What is quality? How do I know it is quality? What part does quality refer to? These are tricky questions all by themselves, and made more difficult by being points that have to be both defined and agreed upon. The service provider is hampered by knowledge and the particular blindness that can come with expertise- how do you find out what the customer knows and separate that from what the customer thinks they know?

To make this even more difficult, quality is a fluid concept that changes with education and proximity.

Coming to terms on quality is probably the most difficult part of creating a construction project. There is no strict definition of quality. There are a few organizations that have attempted to qualitatively define “quality”, such as AWI. This often means that there is a set of rules about how a project can be inspected, such as “flooring will be inspected from a standing position or at a distance of 6′.” Diamonds are graded on qualities of color and clarity, both being aspects that take experience and training to know how to do; the average person isn’t likely to be able to see the difference.

In services this becomes important because it means the client’s expectations change through the process. This may seem fickle, but it is really an aspect of knowledge. The client is often the one with the least knowledge, and as that grows, things that they didn’t think were important become important.

As a service provider this can be frustrating. On the one hand you may want to educate the client from the outset- to inform them of all the details and the decisions they will need to make. That takes a lot of time, energy, and unless the client is intensely interested in the product the subject likely isn’t compelling enough for the client to understand, no matter how many words you use.
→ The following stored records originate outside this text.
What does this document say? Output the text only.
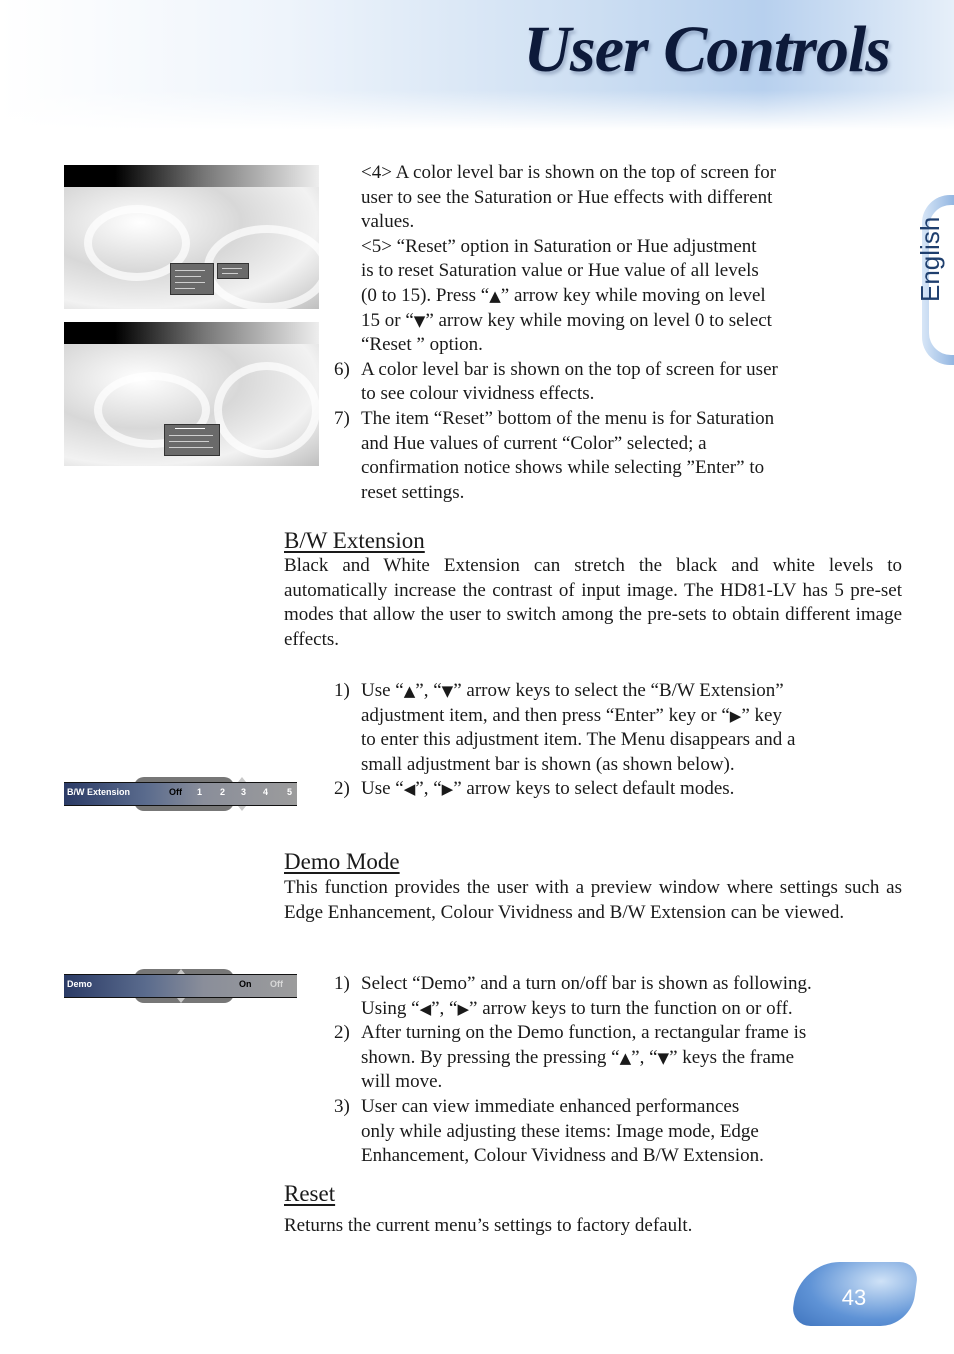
User Controls
English
<4> A color level bar is shown on the top of screen for
user to see the Saturation or Hue effects with different
values.
<5> “Reset” option in Saturation or Hue adjustment
is to reset Saturation value or Hue value of all levels
(0 to 15). Press “▲” arrow key while moving on level
15 or “▼” arrow key while moving on level 0 to select
“Reset ” option.
6) A color level bar is shown on the top of screen for user
to see colour vividness effects.
7) The item “Reset” bottom of the menu is for Saturation
and Hue values of current “Color” selected; a
confirmation notice shows while selecting ”Enter” to
reset settings.
B/W Extension
Black and White Extension can stretch the black and white levels to automatically increase the contrast of input image. The HD81-LV has 5 pre-set modes that allow the user to switch among the pre-sets to obtain different image effects.
1) Use “▲”, “▼” arrow keys to select the “B/W Extension”
adjustment item, and then press “Enter” key or “▶” key
to enter this adjustment item. The Menu disappears and a
small adjustment bar is shown (as shown below).
2) Use “◀”, “▶” arrow keys to select default modes.
B/W Extension	Off 1 2 3 4 5
Demo Mode
This function provides the user with a preview window where settings such as Edge Enhancement, Colour Vividness and B/W Extension can be viewed.
Demo	On Off	1) Select “Demo” and a turn on/off bar is shown as following.
Using “◀”, “▶” arrow keys to turn the function on or off.
2) After turning on the Demo function, a rectangular frame is
shown. By pressing the pressing “▲”, “▼” keys the frame
will move.
3) User can view immediate enhanced performances
only while adjusting these items: Image mode, Edge
Enhancement, Colour Vividness and B/W Extension.
Reset
Returns the current menu’s settings to factory default.
43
On the other hand you may want to be brief at the beginning and create a good change order process so the job can be modified as the client reaches plateaus of understanding and can answer questions. This often leads to piles of change orders and a final cost that is far above the original estimate.

I don’t know if there is any one answer is to this dilemma. It is lessened by familiarity- any return customer is already trained to some extent and will have an idea of what is to come. I think one of the best methods may just be to explain this to the client. Let them know that there will be changes, that those changes will become more significant as the project progresses, and give them an idea of how much you think the project will change. That’s where your experience comes in, and the honesty may help cushion the pain of additional costs.